Any other benefits / drawbacks that I should consider?
You should DEFINITELY introduce a surrogate
INT IDENTITY()primary key!!INT already gives you potentially up to 2 billion rows – isn’t that enough??
This primary key / clustered key on SQL Server will be up to 64 bytes in size (instead of 4, for a INT) – which will make your clustered index AND all your non-clustered index be bloated beyond recognition. The whole clustering key (all your 8 columns) will be included on every single page of every single non-clustered index on that table – wasting lots and lots of space for sure.
So on any given index table, you would have up to 16 times more entries with a surrogate INT clustered key – that means lots less I/O, lots less time wasted reading index pages.
And just imagine trying to establish a foreign-key relationship to that table…. any child table would have to have all 8 columns of your primary key as foreign key columns, and specify all 8 columns in every join – what a nightmare!!
At 78 million rows, even just changing the clustering key to INT IDENTITY will save you up to 60 bytes per row – that alone would come out to be up to 4 GByte of disk space (and RAM usage in your server). And that’s not even beginning to calculate the savings on the non-clustered indices…….
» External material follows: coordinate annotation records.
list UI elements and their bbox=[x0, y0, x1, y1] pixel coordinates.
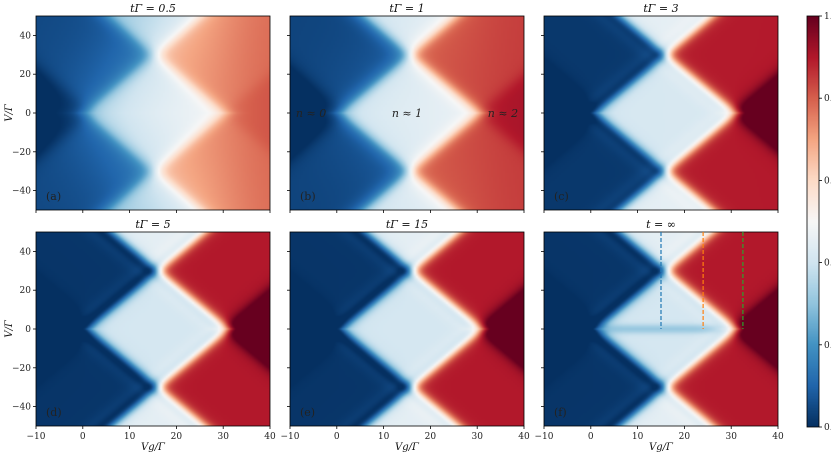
heatmap-image bbox=[36, 232, 270, 426]
colorbar-tick-label: 0.4 bbox=[824, 259, 831, 269]
heatmap-image bbox=[544, 16, 778, 210]
y-tick-label: 40 bbox=[20, 247, 32, 257]
annotation: n ≈ 0 bbox=[296, 107, 326, 120]
colorbar-frame bbox=[806, 15, 820, 428]
colorbar-tick-label: 0.6 bbox=[824, 176, 831, 186]
x-tick-label: 30 bbox=[471, 432, 483, 442]
colorbar-tick-label: 0.8 bbox=[824, 94, 831, 104]
x-tick-label: 0 bbox=[334, 432, 340, 442]
y-axis-label: V/Γ bbox=[4, 103, 15, 122]
annotation: n ≈ 1 bbox=[392, 107, 422, 120]
colorbar-tick-label: 0.0 bbox=[824, 423, 831, 433]
x-tick-label: −10 bbox=[281, 432, 300, 442]
panel-title: tΓ = 15 bbox=[386, 218, 428, 231]
panel-label: (e) bbox=[300, 406, 315, 419]
panel-label: (a) bbox=[46, 190, 61, 203]
y-tick-label: −40 bbox=[12, 187, 31, 197]
x-axis-label: Vg/Γ bbox=[141, 442, 166, 453]
panel-title: tΓ = 0.5 bbox=[130, 2, 176, 15]
x-axis-label: Vg/Γ bbox=[649, 442, 674, 453]
x-tick-label: 0 bbox=[80, 432, 86, 442]
x-tick-label: 40 bbox=[772, 432, 784, 442]
x-tick-label: 20 bbox=[679, 432, 691, 442]
panel-b: tΓ = 1 (b) n ≈ 0 n ≈ 1 n ≈ 2 bbox=[287, 2, 525, 213]
x-tick-label: 40 bbox=[264, 432, 276, 442]
y-tick-label: −40 bbox=[12, 403, 31, 413]
panel-title: tΓ = 3 bbox=[643, 2, 678, 15]
panel-e: −10 0 10 20 30 40 tΓ = 15 (e) Vg/Γ bbox=[281, 218, 530, 453]
y-tick-label: 20 bbox=[20, 286, 32, 296]
panel-title: tΓ = 5 bbox=[135, 218, 170, 231]
colorbar-tick-label: 1.0 bbox=[824, 12, 831, 22]
x-tick-label: 20 bbox=[425, 432, 437, 442]
y-tick-label: 0 bbox=[25, 325, 31, 335]
panel-label: (b) bbox=[300, 190, 316, 203]
y-tick-label: 20 bbox=[20, 70, 32, 80]
panel-title: t = ∞ bbox=[646, 218, 676, 231]
colorbar-gradient bbox=[807, 16, 819, 427]
x-tick-label: 10 bbox=[378, 432, 390, 442]
panels: −40 −20 0 20 40 tΓ = 0.5 (a) V/Γ tΓ = 1 (b) n ≈ 0 n… bbox=[4, 2, 784, 453]
x-tick-label: −10 bbox=[535, 432, 554, 442]
heatmap-image bbox=[290, 16, 524, 210]
panel-label: (f) bbox=[554, 406, 567, 419]
heatmap-image bbox=[290, 232, 524, 426]
y-tick-label: 0 bbox=[25, 109, 31, 119]
x-tick-label: 40 bbox=[518, 432, 530, 442]
y-tick-label: 40 bbox=[20, 31, 32, 41]
x-tick-label: 30 bbox=[217, 432, 229, 442]
panel-a: −40 −20 0 20 40 tΓ = 0.5 (a) V/Γ bbox=[4, 2, 271, 213]
colorbar: 0.0 0.2 0.4 0.6 0.8 1.0 bbox=[806, 12, 831, 433]
x-axis-label: Vg/Γ bbox=[395, 442, 420, 453]
panel-d: −10 0 10 20 30 40 −40 −20 0 20 40 tΓ = 5 (d) V/Γ Vg/Γ bbox=[4, 218, 276, 453]
panel-label: (c) bbox=[554, 190, 569, 203]
panel-label: (d) bbox=[46, 406, 62, 419]
x-tick-label: 20 bbox=[171, 432, 183, 442]
colorbar-tick-label: 0.2 bbox=[824, 341, 831, 351]
x-tick-label: 0 bbox=[588, 432, 594, 442]
panel-f: −10 0 10 20 30 40 t = ∞ (f) Vg/Γ bbox=[535, 218, 784, 453]
annotation: n ≈ 2 bbox=[488, 107, 518, 120]
panel-c: tΓ = 3 (c) bbox=[541, 2, 779, 213]
panel-title: tΓ = 1 bbox=[389, 2, 424, 15]
x-tick-label: 30 bbox=[725, 432, 737, 442]
x-tick-label: 10 bbox=[632, 432, 644, 442]
y-tick-label: −20 bbox=[12, 364, 31, 374]
x-tick-label: −10 bbox=[27, 432, 46, 442]
y-tick-label: −20 bbox=[12, 148, 31, 158]
x-tick-label: 10 bbox=[124, 432, 136, 442]
y-axis-label: V/Γ bbox=[4, 319, 15, 338]
heatmap-image bbox=[36, 16, 270, 210]
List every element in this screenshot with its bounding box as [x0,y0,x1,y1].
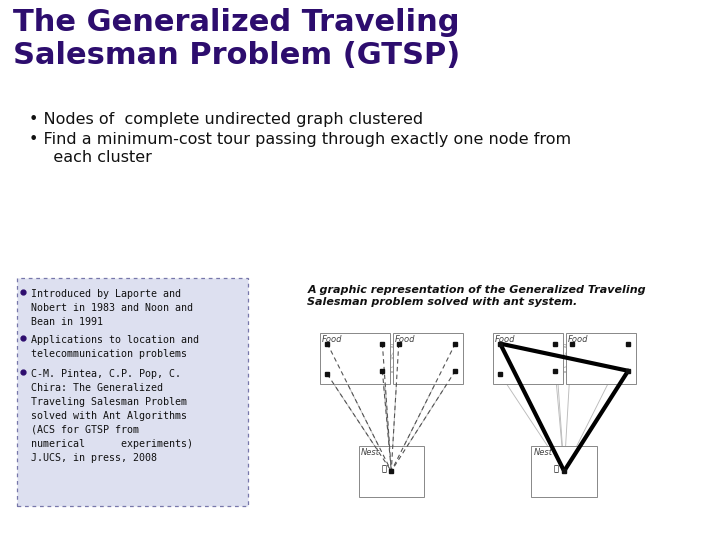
Text: Food: Food [395,335,415,345]
Bar [492,333,562,384]
Text: each cluster: each cluster [38,150,153,165]
Text: The Generalized Traveling
Salesman Problem (GTSP): The Generalized Traveling Salesman Probl… [14,8,461,70]
Bar [17,278,248,506]
Text: 🐜: 🐜 [381,464,386,474]
Text: 🐜: 🐜 [554,464,559,474]
Text: Food: Food [567,335,588,345]
Text: Food: Food [495,335,515,345]
Bar [531,446,597,497]
Text: Food: Food [322,335,342,345]
Text: Nest: Nest [361,448,379,457]
Text: • Nodes of  complete undirected graph clustered: • Nodes of complete undirected graph clu… [29,112,423,127]
Text: Applications to location and
telecommunication problems: Applications to location and telecommuni… [31,335,199,359]
Bar [359,446,424,497]
Text: Nest: Nest [534,448,552,457]
Text: • Find a minimum-cost tour passing through exactly one node from: • Find a minimum-cost tour passing throu… [29,132,571,147]
Bar [566,333,636,384]
Bar [393,333,463,384]
Text: C-M. Pintea, C.P. Pop, C.
Chira: The Generalized
Traveling Salesman Problem
solv: C-M. Pintea, C.P. Pop, C. Chira: The Gen… [31,369,193,463]
Text: Introduced by Laporte and
Nobert in 1983 and Noon and
Bean in 1991: Introduced by Laporte and Nobert in 1983… [31,289,193,327]
Bar [320,333,390,384]
Text: A graphic representation of the Generalized Traveling
Salesman problem solved wi: A graphic representation of the Generali… [307,285,646,307]
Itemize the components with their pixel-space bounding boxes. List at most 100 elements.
And of course, yes, I would also change the VARCHAR(10) to INT or BIGINT – if it’s a number, make the field type numeric – no point in leaving it at VARCHAR(10), really. But that alone is not going to make a huge difference in terms of speed or performance – it just makes working with the data that much easier (don’t have to always cast around to numeric types when e.g. comparing values and so forth).
Marc